近くにショップがあるのを知ったので、休日、実際に出かけてみた。
(まさかこういう作りとは……)
若者が集うファッションビルの一角、そこにポップアップショップが出ていた。アダルト商品を扱っているとは思えない明るい照明。外から見えないように設置されている布も、白くて爽やかだ。
逆にだからこそ、入るのを躊躇した。
「こんにちわ〜」
その布の向こうからひょこっと女性が現れ、飛び上がった。
「お気軽に入ってくださいね」
優しい笑顔に、せっかくここまで来たし!と中へ入った。
そこには柔らかい色合いのグッズが展示してあって、思わず「おお」と声が漏れた。店員さんがニコニコしながら声をかけてきてくれる。
「手にとっていただいて大丈夫ですので。何かあればお声がけくださいね」
「は、はい!」
かなり挙動不審である。何せ、こういうラブグッズを見るの、初めてなのだ。小さいものから大きなものまで、種類があり過ぎてよくわからない。使用方法すら、わからない。
わからないものは、聞くしかない。
「あの……これって中に入れるんですか?」
可愛らしいデザインのものを指差すと、ああこれは、と店員さんが手に取った。
「外に当てるタイプのものです。こっちから先に置いてあるのが、中に入れても良いタイプです」
「な、なるほど」
「この先っぽ、柔らかくて気持ちいいんですよ〜触ってみてください」
そう言って差し出されたのは中に入れると言われた方のもので、確かに先がふにふにしていて気持ちいい。これを、挿れる、のか。いまいち想像がつかない。

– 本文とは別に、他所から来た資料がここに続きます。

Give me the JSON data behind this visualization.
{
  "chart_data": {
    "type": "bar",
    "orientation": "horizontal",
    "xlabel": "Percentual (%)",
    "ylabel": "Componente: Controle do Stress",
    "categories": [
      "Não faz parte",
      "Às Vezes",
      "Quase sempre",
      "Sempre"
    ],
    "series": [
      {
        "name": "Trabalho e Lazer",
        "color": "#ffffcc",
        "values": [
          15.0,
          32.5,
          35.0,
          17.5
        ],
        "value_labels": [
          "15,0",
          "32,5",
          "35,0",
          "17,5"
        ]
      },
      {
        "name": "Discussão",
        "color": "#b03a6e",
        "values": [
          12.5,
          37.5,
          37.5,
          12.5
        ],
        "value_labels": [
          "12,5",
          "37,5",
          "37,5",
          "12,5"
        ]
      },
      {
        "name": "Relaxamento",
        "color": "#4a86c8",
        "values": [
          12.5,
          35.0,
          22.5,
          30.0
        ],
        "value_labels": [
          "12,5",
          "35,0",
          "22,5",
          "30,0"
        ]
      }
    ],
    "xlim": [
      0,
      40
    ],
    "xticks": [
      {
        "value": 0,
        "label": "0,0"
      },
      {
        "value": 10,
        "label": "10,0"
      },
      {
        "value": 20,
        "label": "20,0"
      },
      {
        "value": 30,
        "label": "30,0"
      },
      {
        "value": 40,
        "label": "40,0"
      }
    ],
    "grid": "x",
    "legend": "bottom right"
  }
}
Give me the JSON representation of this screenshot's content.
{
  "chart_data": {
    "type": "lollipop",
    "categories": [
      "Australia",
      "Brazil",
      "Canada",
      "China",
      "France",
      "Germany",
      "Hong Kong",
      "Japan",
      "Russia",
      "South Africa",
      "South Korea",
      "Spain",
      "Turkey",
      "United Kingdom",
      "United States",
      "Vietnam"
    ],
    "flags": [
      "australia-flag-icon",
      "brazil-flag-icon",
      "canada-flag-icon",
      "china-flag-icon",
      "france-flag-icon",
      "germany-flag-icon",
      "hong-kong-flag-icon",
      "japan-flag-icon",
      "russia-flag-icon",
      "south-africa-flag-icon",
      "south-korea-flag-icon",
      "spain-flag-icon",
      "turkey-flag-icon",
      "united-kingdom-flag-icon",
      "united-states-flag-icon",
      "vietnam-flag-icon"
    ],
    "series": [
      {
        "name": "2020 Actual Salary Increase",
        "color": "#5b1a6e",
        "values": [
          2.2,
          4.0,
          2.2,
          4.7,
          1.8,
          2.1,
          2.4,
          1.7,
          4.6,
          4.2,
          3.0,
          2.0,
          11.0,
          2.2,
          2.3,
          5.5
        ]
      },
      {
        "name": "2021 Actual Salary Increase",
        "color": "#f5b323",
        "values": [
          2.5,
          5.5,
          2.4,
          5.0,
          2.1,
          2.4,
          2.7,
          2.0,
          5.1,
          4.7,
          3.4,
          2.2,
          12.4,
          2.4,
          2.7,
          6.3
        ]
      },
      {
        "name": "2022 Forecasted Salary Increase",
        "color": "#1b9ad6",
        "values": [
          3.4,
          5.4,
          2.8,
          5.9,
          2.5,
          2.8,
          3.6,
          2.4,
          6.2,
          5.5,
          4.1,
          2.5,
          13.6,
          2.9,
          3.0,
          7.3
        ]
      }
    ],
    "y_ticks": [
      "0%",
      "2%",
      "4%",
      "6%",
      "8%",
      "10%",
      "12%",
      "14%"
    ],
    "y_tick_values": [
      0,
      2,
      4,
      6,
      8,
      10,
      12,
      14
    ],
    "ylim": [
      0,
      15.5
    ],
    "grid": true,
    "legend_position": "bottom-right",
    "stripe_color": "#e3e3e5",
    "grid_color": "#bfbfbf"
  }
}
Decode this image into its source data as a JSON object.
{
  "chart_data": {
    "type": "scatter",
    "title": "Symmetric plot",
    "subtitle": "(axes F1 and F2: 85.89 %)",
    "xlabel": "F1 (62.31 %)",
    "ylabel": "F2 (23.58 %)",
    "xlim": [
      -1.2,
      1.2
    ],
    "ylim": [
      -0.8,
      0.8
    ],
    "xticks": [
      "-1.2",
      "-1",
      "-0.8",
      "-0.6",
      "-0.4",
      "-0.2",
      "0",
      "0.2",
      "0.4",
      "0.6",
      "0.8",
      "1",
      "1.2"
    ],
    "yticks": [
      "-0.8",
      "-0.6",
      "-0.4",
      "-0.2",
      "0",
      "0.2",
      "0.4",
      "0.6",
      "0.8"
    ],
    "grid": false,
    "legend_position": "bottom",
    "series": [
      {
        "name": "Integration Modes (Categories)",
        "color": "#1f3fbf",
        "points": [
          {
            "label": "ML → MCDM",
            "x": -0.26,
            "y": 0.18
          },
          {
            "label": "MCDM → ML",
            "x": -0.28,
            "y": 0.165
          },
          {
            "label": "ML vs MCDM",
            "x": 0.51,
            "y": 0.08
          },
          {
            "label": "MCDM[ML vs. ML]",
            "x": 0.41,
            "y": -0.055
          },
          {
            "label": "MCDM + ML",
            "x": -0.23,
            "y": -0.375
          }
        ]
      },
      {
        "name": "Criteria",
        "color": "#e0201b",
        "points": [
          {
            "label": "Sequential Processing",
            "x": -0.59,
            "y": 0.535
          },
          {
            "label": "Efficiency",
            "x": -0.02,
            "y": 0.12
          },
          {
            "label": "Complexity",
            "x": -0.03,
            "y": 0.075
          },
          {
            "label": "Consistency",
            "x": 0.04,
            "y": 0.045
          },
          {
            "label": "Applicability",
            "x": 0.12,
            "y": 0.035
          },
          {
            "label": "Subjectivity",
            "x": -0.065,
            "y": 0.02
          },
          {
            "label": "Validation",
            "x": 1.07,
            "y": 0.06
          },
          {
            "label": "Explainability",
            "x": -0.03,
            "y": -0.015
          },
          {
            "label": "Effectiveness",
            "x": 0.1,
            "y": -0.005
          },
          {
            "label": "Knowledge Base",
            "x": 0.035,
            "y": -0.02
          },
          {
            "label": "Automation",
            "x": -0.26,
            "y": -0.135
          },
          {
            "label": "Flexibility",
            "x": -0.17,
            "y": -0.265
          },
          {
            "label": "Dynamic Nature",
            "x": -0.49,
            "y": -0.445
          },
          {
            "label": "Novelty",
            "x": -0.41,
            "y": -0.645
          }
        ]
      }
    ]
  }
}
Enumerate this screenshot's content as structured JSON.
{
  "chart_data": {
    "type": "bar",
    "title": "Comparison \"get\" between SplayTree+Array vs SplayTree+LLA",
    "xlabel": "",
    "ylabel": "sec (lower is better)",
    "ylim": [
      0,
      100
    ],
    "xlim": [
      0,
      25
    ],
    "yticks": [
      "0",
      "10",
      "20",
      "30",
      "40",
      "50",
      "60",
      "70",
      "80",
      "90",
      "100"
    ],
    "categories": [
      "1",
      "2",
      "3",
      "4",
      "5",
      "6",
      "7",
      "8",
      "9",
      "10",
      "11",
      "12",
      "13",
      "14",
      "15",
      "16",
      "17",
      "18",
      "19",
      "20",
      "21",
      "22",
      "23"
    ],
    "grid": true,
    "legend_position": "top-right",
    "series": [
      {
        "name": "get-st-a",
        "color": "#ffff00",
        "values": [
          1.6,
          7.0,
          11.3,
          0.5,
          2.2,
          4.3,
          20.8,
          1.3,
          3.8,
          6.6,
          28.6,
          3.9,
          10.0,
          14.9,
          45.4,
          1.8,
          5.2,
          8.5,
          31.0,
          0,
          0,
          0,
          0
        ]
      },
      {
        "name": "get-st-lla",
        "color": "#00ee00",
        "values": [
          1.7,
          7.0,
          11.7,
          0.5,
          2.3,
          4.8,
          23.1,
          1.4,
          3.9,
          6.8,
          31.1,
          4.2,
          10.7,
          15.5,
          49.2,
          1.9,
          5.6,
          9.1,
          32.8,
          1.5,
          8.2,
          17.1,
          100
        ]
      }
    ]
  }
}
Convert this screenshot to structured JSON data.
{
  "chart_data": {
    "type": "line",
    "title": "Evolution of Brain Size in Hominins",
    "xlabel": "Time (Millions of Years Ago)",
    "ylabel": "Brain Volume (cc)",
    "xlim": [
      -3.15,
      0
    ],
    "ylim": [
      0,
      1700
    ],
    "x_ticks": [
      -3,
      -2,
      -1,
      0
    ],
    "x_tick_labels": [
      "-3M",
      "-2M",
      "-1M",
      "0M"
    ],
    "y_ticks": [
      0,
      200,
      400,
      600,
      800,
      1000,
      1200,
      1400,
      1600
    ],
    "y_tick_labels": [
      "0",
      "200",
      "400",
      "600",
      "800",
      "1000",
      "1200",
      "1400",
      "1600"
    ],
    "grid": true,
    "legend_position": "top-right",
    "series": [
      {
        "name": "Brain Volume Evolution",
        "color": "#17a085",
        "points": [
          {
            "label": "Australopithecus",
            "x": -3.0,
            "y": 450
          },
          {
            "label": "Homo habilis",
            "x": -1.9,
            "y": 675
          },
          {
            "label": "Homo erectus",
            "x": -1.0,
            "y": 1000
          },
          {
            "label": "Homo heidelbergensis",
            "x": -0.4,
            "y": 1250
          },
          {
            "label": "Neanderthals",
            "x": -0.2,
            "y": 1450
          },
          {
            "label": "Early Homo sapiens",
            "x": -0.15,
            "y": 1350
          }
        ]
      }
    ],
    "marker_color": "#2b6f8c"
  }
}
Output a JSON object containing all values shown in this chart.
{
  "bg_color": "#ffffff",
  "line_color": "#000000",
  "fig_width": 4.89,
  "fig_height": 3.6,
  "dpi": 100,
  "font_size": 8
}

「電源ボタンを押せば三段階で振動しますし、防水加工なので洗えます」
「振動?!」
驚くと、動くのありますよと別のを持ってきてくれた。ボタンを押すと、ヴーーーと低い音で振動した。こういう感じなのか!これなら音も、響かないかもしれない。
「変なことだったらごめんなさい。……使ったことありますか?」
赤くなりながら聞くと、店員さんはまたにっこりと笑った。
「使ってますよ。私のお気に入りは、これです」
ちょっと小ぶりなそれは全体がぷにぷにしていた。
「これは外に当てるタイプなんですけど、ベッドで使ってもいいし、お風呂で使うのも気持ちいいですよ」
「……はあ〜」
感嘆の声を漏らすと、くすくす笑われた。
「ご自分で使われるのを探してますか?」
「……と言いますと?」
「パートナーと一緒に使えるのもあるので」
キャパオーバーだ。
「と、とりあえず一人で使ってみようかなって。思って、ます」
色々店員さんの話を聞いて、二つほど購入した。早速、帰宅したら使ってみよう、とドキドキしながら。